Hard Luck stories. Poor Me stories. Isn’t It Sad stories. Isn’t it sad I had to do what I had to do? I looked the other way during kickbacks, I put less in the Sunday envelope, I hit my kid and now he’s got this stutter, my husband left me and I had to raise my three blind girls alone. Bruno, Bruno, poor Elena, poor Lucia, poor whoever, poor me, no one should have this much trouble. Bruno, Bruno, you’re so hardhearted. Isn’t it sad? I say, You got trouble? Too bad, my condolences, deal with it. There’s no trick to this. I’m not here as a therapist. This guy Darwin on TV had it right: you got too many legs, a fin out to here, teeth smaller than Harvey across the rock, you’re not gonna make it. And what is that? What? Bad luck? You pray all your life you don’t get luck like some people get. Guys with no eyes, guys whose whole families go down on some boat, guys who’re vegetables, get fed off a tray. People say, Bruno you wouldn’t be so hard it happened to you — I say, My father came over here, he was fourteen years old, knew four words of English — four — worked on the highways going in upstate for three days and a back-loader dumped a load of shale where he was standing, crushed his legs. Guy called, “All clear?” and my dad waved and stood there. My mother died of this simple thing because some Mick doctor couldn’t find his ass with both hands and a diagram. I’m forty-two years old, never got married, I’ve gone broke twice. Started up from nothing twice. Now I sell cars. You think I like selling cars? My life is a bowl of roses selling cars?
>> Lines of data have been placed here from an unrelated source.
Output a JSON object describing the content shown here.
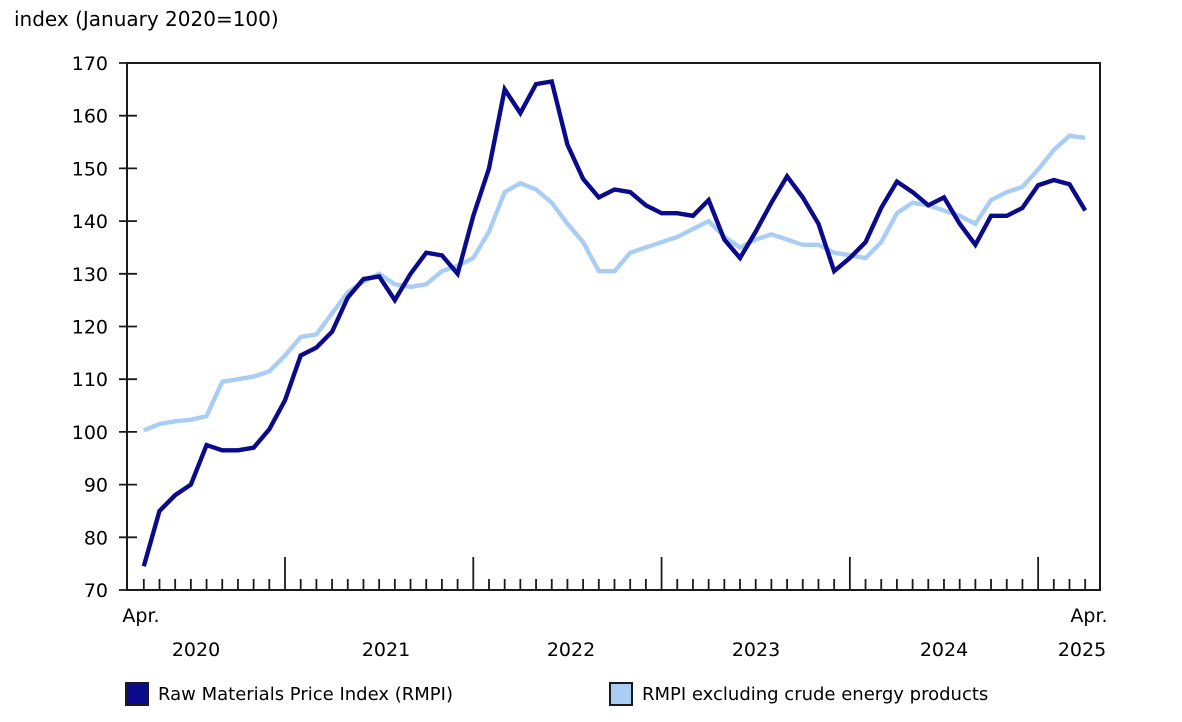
{
  "chart_data": {
    "type": "line",
    "title": "index (January 2020=100)",
    "x_axis": {
      "start_label": "Apr.",
      "end_label": "Apr.",
      "year_labels": [
        "2020",
        "2021",
        "2022",
        "2023",
        "2024",
        "2025"
      ],
      "frequency": "monthly",
      "first_month": "April 2020",
      "last_month": "April 2025",
      "minor_tick_every_month": true,
      "long_tick_at_january": true
    },
    "y_axis": {
      "min": 70,
      "max": 170,
      "ticks": [
        70,
        80,
        90,
        100,
        110,
        120,
        130,
        140,
        150,
        160,
        170
      ]
    },
    "grid": "off",
    "legend_position": "bottom",
    "series": [
      {
        "name": "Raw Materials Price Index (RMPI)",
        "color": "#0a0a8b",
        "start": "2020-04",
        "values": [
          74.5,
          85,
          88,
          90,
          97.5,
          96.5,
          96.5,
          97,
          100.5,
          106,
          114.5,
          116,
          119,
          125.5,
          129,
          129.5,
          125,
          130,
          134,
          133.5,
          130,
          141,
          150,
          165,
          160.5,
          166,
          166.5,
          154.5,
          148,
          144.5,
          146,
          145.5,
          143,
          141.5,
          141.5,
          141,
          144,
          136.5,
          133,
          138,
          143.5,
          148.5,
          144.5,
          139.5,
          130.5,
          133,
          136,
          142.5,
          147.5,
          145.5,
          143,
          144.5,
          139.5,
          135.5,
          141,
          141,
          142.5,
          146.8,
          147.8,
          147,
          142
        ]
      },
      {
        "name": "RMPI excluding crude energy products",
        "color": "#a9cdf3",
        "start": "2020-04",
        "values": [
          100.3,
          101.5,
          102,
          102.3,
          103,
          109.5,
          110,
          110.5,
          111.5,
          114.5,
          118,
          118.5,
          122.5,
          126.5,
          128.5,
          130,
          128,
          127.5,
          128,
          130.5,
          131.5,
          133,
          138,
          145.5,
          147.2,
          146,
          143.5,
          139.5,
          136,
          130.5,
          130.5,
          134,
          135,
          136,
          137,
          138.5,
          140,
          137,
          135,
          136.5,
          137.5,
          136.5,
          135.5,
          135.5,
          134,
          133.5,
          133,
          136,
          141.5,
          143.5,
          143,
          142,
          141,
          139.5,
          144,
          145.5,
          146.5,
          149.8,
          153.5,
          156.2,
          155.8
        ]
      }
    ]
  }
}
I came here, started working in the off-season. Everything was down. Sales were down. The economy was down. Inventory was down. Spirits were down, morale was down, the shade in my office was down. The desk they gave me, the drawers didn’t open. They probably figured, Guinea, he’s not gonna write anything, anyway. They told me I couldn’t use the coffee machine. I hadda go across the street. You imagine this? Bruno, it’s only an eight-cupper. Oh, I didn’t realize. You know what it’s like, you’re humping to sell the car, Gee, Mr. Dickhead, would you like a cuppa coffee? Okay, well, we’ll have to go across the street, see, because I got this disease and they don’t let me touch their fucking coffeepot. Gas shortage, oil shortage, money shortage, no beans for the soup: just the time to be selling ocean-liner Buicks in Bridgeport. I’m brand new at this, standing there in my — I got one suit, I change the shirt and ties day to day — and guys’re coming in without a pot to piss in, just looking for transportation, and I’m pushing station wagons with power sunroofs. Four doors you can land planes on. The whole world’s selling little Nip cars to Yupsters at eighty-percent markups and I’m selling V-8s to cane-dragging Sanka-sucking cottontops. But I sold. I sold to everybody. I sold to morons. I sold to kids. I sold to widows with bad eyesight. I sold to sharpies. I sold to Puerto Ricans. I sold to mulignons. I sold to family. I got my coffeepot. I drink their coffee now.